Williams admits stress fracture in $22 bln deal

June 9, 2016

The author is a Reuters Breakingviews columnist. The opinions expressed are his own.

A supposedly iron-clad $22 billion pipeline deal is starting to show some cracks. Williams Companies said on Wednesday that it expects to cut its dividend if its sale to rival Energy Transfer Equity falls through. Despite ETE’s attempts to renegotiate or wriggle out of the merger, Williams has held firm until now. The payout warning may be a tactic, but the target now seems to be admitting the possibility of failure.

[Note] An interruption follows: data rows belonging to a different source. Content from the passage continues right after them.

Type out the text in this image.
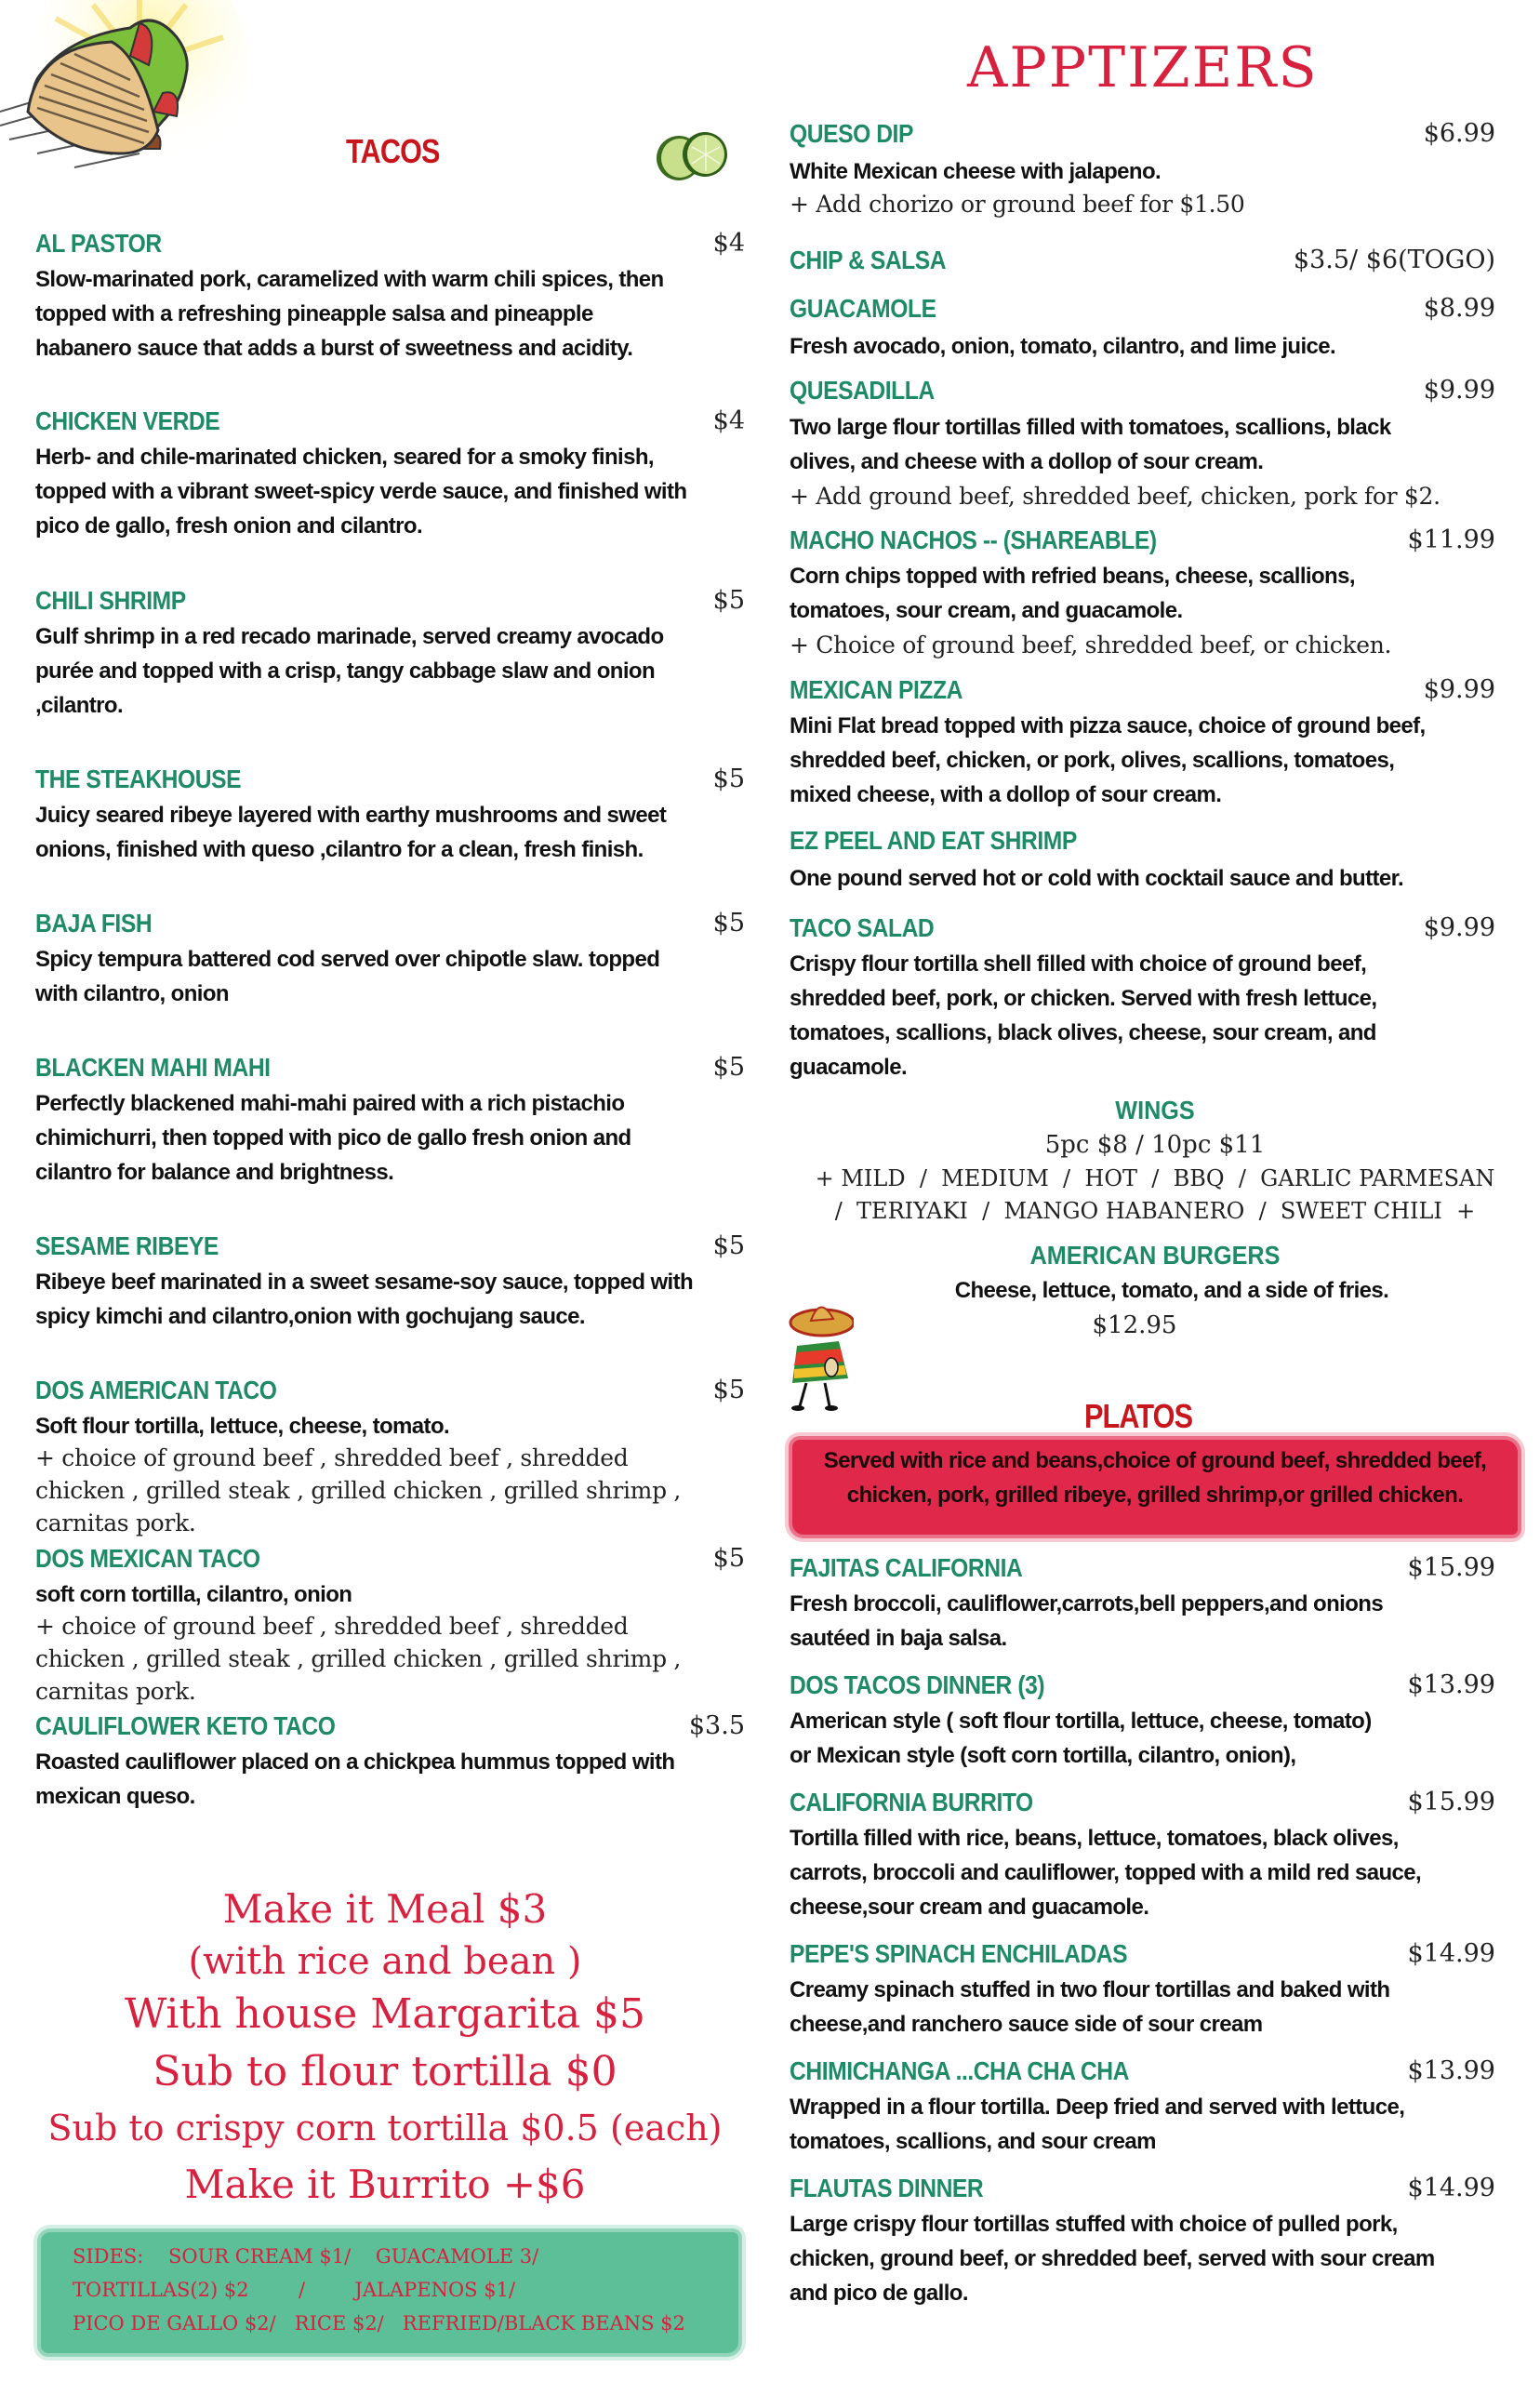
TACOS
AL PASTOR	$4
Slow-marinated pork, caramelized with warm chili spices, then
topped with a refreshing pineapple salsa and pineapple
habanero sauce that adds a burst of sweetness and acidity.
CHICKEN VERDE	$4
Herb- and chile-marinated chicken, seared for a smoky finish,
topped with a vibrant sweet-spicy verde sauce, and finished with
pico de gallo, fresh onion and cilantro.
CHILI SHRIMP	$5
Gulf shrimp in a red recado marinade, served creamy avocado
purée and topped with a crisp, tangy cabbage slaw and onion
,cilantro.
THE STEAKHOUSE	$5
Juicy seared ribeye layered with earthy mushrooms and sweet
onions, finished with queso ,cilantro for a clean, fresh finish.
BAJA FISH	$5
Spicy tempura battered cod served over chipotle slaw. topped
with cilantro, onion
BLACKEN MAHI MAHI	$5
Perfectly blackened mahi-mahi paired with a rich pistachio
chimichurri, then topped with pico de gallo fresh onion and
cilantro for balance and brightness.
SESAME RIBEYE	$5
Ribeye beef marinated in a sweet sesame-soy sauce, topped with
spicy kimchi and cilantro,onion with gochujang sauce.
DOS AMERICAN TACO	$5
Soft flour tortilla, lettuce, cheese, tomato.
+ choice of ground beef , shredded beef , shredded
chicken , grilled steak , grilled chicken , grilled shrimp ,
carnitas pork.
DOS MEXICAN TACO	$5
soft corn tortilla, cilantro, onion
+ choice of ground beef , shredded beef , shredded
chicken , grilled steak , grilled chicken , grilled shrimp ,
carnitas pork.
CAULIFLOWER KETO TACO	$3.5
Roasted cauliflower placed on a chickpea hummus topped with
mexican queso.
Make it Meal $3
(with rice and bean )
With house Margarita $5
Sub to flour tortilla $0
Sub to crispy corn tortilla $0.5 (each)
Make it Burrito +$6
SIDES:    SOUR CREAM $1/    GUACAMOLE 3/
TORTILLAS(2) $2        /        JALAPENOS $1/
PICO DE GALLO $2/   RICE $2/   REFRIED/BLACK BEANS $2
APPTIZERS
QUESO DIP	$6.99
White Mexican cheese with jalapeno.
+ Add chorizo or ground beef for $1.50
CHIP & SALSA	$3.5/ $6(TOGO)
GUACAMOLE	$8.99
Fresh avocado, onion, tomato, cilantro, and lime juice.
QUESADILLA	$9.99
Two large flour tortillas filled with tomatoes, scallions, black
olives, and cheese with a dollop of sour cream.
+ Add ground beef, shredded beef, chicken, pork for $2.
MACHO NACHOS -- (SHAREABLE)	$11.99
Corn chips topped with refried beans, cheese, scallions,
tomatoes, sour cream, and guacamole.
+ Choice of ground beef, shredded beef, or chicken.
MEXICAN PIZZA	$9.99
Mini Flat bread topped with pizza sauce, choice of ground beef,
shredded beef, chicken, or pork, olives, scallions, tomatoes,
mixed cheese, with a dollop of sour cream.
EZ PEEL AND EAT SHRIMP
One pound served hot or cold with cocktail sauce and butter.
TACO SALAD	$9.99
Crispy flour tortilla shell filled with choice of ground beef,
shredded beef, pork, or chicken. Served with fresh lettuce,
tomatoes, scallions, black olives, cheese, sour cream, and
guacamole.
WINGS
5pc $8 / 10pc $11
+ MILD  /  MEDIUM  /  HOT  /  BBQ  /  GARLIC PARMESAN
/  TERIYAKI  /  MANGO HABANERO  /  SWEET CHILI  +
AMERICAN BURGERS
Cheese, lettuce, tomato, and a side of fries.
$12.95
PLATOS
Served with rice and beans,choice of ground beef, shredded beef,
chicken, pork, grilled ribeye, grilled shrimp,or grilled chicken.
FAJITAS CALIFORNIA	$15.99
Fresh broccoli, cauliflower,carrots,bell peppers,and onions
sautéed in baja salsa.
DOS TACOS DINNER (3)	$13.99
American style ( soft flour tortilla, lettuce, cheese, tomato)
or Mexican style (soft corn tortilla, cilantro, onion),
CALIFORNIA BURRITO	$15.99
Tortilla filled with rice, beans, lettuce, tomatoes, black olives,
carrots, broccoli and cauliflower, topped with a mild red sauce,
cheese,sour cream and guacamole.
PEPE'S SPINACH ENCHILADAS	$14.99
Creamy spinach stuffed in two flour tortillas and baked with
cheese,and ranchero sauce side of sour cream
CHIMICHANGA ...CHA CHA CHA	$13.99
Wrapped in a flour tortilla. Deep fried and served with lettuce,
tomatoes, scallions, and sour cream
FLAUTAS DINNER	$14.99
Large crispy flour tortillas stuffed with choice of pulled pork,
chicken, ground beef, or shredded beef, served with sour cream
and pico de gallo.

ETE in September agreed to acquire Williams for what was originally $33 billion-worth of cash and stock. That was before the sustained slump in oil prices savaged the stock prices of both companies, raising questions about the deal’s financial logic and the debt ETE is taking on to fund the transaction.

With no easy way out in the fine print of the merger agreement, ETE has turned to unorthodox methods to encourage Williams and its shareholders to reconsider. It slashed by 90 percent its estimate of the financial benefits of the merger, launched a dilutive private share placement and warned of big job cuts in Williams’ home town of Tulsa.

Last month, ETE said that problems securing a tax opinion from its attorneys meant it might not be able to complete the transaction by a June 28 deadline. While Williams may be open to modifying the deal terms, it has filed a lawsuit to stop ETE from using the tax issue as an excuse to abandon the merger altogether.

Shareholders are skeptical. They valued Williams’ equity at just over $17 billion on Thursday – a more than 20 percent discount to the value of ETE’s offer. Yet even as it flagged the threat to the payouts its investors receive, Williams said it was committed to closing the deal as soon as possible following a scheduled June 27 shareholder vote.

The warning may be intended simply to persuade undecided owners. The Williams board may also be acting out of an abundance of caution, given the rising probability that the merger’s fate ends up being decided in court. Either way, it suggests the possibility that a once watertight deal has developed a stress fracture.